The popularity of Charles X., so great at the beginning of his reign, was dwindling every day at Paris. M. de La Rochefoucauld did not fear to declare it to him.

"By what inconceivable fatality is it," he wrote, February 6, 1827, "that the king amid all the care he takes to ensure the happiness of his people, is losing from day to day in their love and affection? At the play—and it is there, to use an expression of Napoleon, that the pulse of public opinion is to be felt—the most seditious and hostile allusions are eagerly caught up.

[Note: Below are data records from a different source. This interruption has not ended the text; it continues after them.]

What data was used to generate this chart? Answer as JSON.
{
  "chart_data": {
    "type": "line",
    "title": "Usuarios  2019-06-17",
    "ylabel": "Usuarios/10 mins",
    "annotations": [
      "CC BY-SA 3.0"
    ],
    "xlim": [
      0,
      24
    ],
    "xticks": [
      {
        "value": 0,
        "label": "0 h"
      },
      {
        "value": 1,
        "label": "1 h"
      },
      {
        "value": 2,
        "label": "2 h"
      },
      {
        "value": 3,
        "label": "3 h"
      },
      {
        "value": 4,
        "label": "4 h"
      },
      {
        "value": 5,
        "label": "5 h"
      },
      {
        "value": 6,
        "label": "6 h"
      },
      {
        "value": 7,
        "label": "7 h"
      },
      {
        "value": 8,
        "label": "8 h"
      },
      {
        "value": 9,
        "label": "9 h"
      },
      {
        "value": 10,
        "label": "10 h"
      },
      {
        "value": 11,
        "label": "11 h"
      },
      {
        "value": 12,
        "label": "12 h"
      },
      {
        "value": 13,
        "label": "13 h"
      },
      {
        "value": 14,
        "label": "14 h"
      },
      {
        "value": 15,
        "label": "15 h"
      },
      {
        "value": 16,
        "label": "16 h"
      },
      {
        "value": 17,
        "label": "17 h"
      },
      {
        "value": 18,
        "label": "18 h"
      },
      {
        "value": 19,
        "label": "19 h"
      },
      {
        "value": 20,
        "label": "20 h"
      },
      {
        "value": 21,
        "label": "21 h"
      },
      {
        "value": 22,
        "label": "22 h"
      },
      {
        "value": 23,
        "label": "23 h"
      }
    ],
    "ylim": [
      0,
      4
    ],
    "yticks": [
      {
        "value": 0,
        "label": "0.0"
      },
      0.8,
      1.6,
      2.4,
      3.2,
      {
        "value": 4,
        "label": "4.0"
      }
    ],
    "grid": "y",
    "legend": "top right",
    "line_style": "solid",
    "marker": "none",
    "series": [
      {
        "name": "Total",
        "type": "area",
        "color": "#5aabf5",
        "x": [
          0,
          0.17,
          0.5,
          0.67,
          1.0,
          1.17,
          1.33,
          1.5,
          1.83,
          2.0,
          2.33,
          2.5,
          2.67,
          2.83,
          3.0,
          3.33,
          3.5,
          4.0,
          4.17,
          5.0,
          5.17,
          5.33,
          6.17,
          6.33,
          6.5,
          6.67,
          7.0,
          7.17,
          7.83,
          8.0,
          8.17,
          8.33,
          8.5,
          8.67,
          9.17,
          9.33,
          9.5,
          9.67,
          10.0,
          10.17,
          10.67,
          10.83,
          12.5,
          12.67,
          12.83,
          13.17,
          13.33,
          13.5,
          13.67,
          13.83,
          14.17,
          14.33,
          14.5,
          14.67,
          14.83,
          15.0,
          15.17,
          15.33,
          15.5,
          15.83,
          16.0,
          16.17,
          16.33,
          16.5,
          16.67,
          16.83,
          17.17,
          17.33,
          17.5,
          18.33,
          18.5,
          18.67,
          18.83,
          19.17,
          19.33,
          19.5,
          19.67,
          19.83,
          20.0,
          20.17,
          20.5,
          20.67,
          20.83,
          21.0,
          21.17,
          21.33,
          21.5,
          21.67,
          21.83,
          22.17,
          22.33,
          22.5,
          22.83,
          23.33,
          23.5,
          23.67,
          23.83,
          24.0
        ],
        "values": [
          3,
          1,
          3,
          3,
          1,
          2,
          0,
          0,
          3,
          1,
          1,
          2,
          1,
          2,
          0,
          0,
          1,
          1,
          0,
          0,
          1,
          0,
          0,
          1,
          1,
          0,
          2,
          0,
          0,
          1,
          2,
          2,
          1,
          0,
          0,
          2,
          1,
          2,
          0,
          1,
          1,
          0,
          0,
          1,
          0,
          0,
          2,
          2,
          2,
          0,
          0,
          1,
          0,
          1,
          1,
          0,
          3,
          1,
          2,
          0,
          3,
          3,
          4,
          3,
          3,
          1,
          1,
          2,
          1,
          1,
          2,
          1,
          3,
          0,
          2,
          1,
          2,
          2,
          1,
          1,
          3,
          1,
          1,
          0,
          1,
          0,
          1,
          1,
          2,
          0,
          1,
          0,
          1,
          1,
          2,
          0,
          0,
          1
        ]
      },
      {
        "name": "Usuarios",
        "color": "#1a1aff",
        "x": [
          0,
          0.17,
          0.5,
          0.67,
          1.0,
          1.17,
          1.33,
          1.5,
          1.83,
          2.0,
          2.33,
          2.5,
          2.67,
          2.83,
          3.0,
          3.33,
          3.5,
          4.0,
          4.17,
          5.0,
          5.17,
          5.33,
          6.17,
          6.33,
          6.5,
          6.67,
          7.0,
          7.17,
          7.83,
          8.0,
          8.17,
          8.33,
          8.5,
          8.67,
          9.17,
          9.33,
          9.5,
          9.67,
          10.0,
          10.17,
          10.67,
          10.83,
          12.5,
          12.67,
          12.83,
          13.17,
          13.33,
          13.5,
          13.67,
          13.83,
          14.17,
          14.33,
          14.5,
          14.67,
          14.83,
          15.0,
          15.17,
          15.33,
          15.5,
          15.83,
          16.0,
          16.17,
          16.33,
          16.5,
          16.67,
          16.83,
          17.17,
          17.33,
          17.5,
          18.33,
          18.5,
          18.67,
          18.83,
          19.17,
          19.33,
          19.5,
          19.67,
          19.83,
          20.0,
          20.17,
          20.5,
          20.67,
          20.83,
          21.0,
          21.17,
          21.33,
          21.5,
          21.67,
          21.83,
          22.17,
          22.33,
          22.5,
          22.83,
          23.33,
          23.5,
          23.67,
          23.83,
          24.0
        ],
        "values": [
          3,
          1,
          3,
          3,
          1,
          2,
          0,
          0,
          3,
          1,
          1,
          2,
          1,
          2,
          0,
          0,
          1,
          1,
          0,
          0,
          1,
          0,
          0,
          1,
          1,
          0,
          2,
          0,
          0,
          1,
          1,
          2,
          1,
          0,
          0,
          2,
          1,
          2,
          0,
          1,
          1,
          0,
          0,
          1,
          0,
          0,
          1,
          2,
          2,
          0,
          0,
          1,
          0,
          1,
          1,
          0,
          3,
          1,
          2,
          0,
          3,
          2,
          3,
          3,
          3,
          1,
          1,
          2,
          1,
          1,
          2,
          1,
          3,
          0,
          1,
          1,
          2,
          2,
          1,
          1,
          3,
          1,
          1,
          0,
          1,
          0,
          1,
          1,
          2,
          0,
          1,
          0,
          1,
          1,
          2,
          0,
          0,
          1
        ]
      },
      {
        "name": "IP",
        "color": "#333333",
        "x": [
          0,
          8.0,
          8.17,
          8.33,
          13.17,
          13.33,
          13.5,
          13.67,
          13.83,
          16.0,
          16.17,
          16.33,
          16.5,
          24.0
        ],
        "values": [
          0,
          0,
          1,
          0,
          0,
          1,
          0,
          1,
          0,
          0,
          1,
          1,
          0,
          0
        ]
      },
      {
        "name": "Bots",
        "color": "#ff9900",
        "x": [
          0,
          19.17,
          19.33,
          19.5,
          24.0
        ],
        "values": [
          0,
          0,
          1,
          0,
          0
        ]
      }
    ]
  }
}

Saturday last, verses, of which the sense was that kings who have lost the love of their people encounter only silence and coldness, were greeted with triple applause and furiously encored."

The report of May 12,1827, was like an alarm bell:

"Circumstances are so grave that the calmest minds betray fear regarding them; there are now but one opinion and one feeling,—doubt and fear. It is said openly, as eight years since: This branch cannot keep the crown; it is impossible; who will succeed it? How many things, great Heavens, done in eight years; how many things forgotten!"

Exposed to an outpouring of enmities and of incessant intrigues, taken between two fires,—the extreme Right and the Left,—M. de Villele no longer had the strength to govern. His ministry was about to come to an end. Later, in retracing in his journal this phase of his career, he wrote:—

"All that took place was of a feebleness destructive of all government, and disheartening for him who bears all the responsibility for it, with the weight of affairs besides. But he was not, and did not pretend to be, the Cardinal Richelieu. He had not his character, nor his ambition, nor his superior gifts. He did not even envy them. Had he been quite different in this regard, to repress and annul his king, to oppress the daughter of Louis XVI. and the widow of the Duke of Berry, to exile from France the new Gaston d'Orleans, and his numerous family, to bring down the heads of the court pygmies,—more dangerous, perhaps, with their influence over the King and his family and their vexatious intrigues in the Court of Peers than the Montmorencys and the Cinq-Mars,—this was a rele to which he never aspired and would not have accepted."

Charles X. sacrificed M. de Villele, who, however, had his sympathy, and replaced him with a liberal minister, perhaps with a mental reservation as to a ministry, before long, from the extreme Right. The retiring minister wished to remain in the Chamber of Deputies, to defend his acts. For their part, his successors, fearing his influence in that body, wished his transfer to the Chamber of Peers, where, in their judgment, he would be less dangerous. At the last Council of Ministers attended by M. de Villele, the King passed to him a note in pencil, announcing that he had called him to the peerage. The statesman declined, in a note also in pencil. "You wish then to impose yourself upon me as minister?" wrote the King once more. M. de Villele appeared moved, and passed to the sovereign this response: "The King well knows the contrary; but since he can write it, let him do with me what he will." The next day the Martignac ministry entered on its duties, and the Duchess of Angoule'me said to Charles X.: "It is true, then, that you are letting Villele go? My father, you descend to-day the first step of the throne."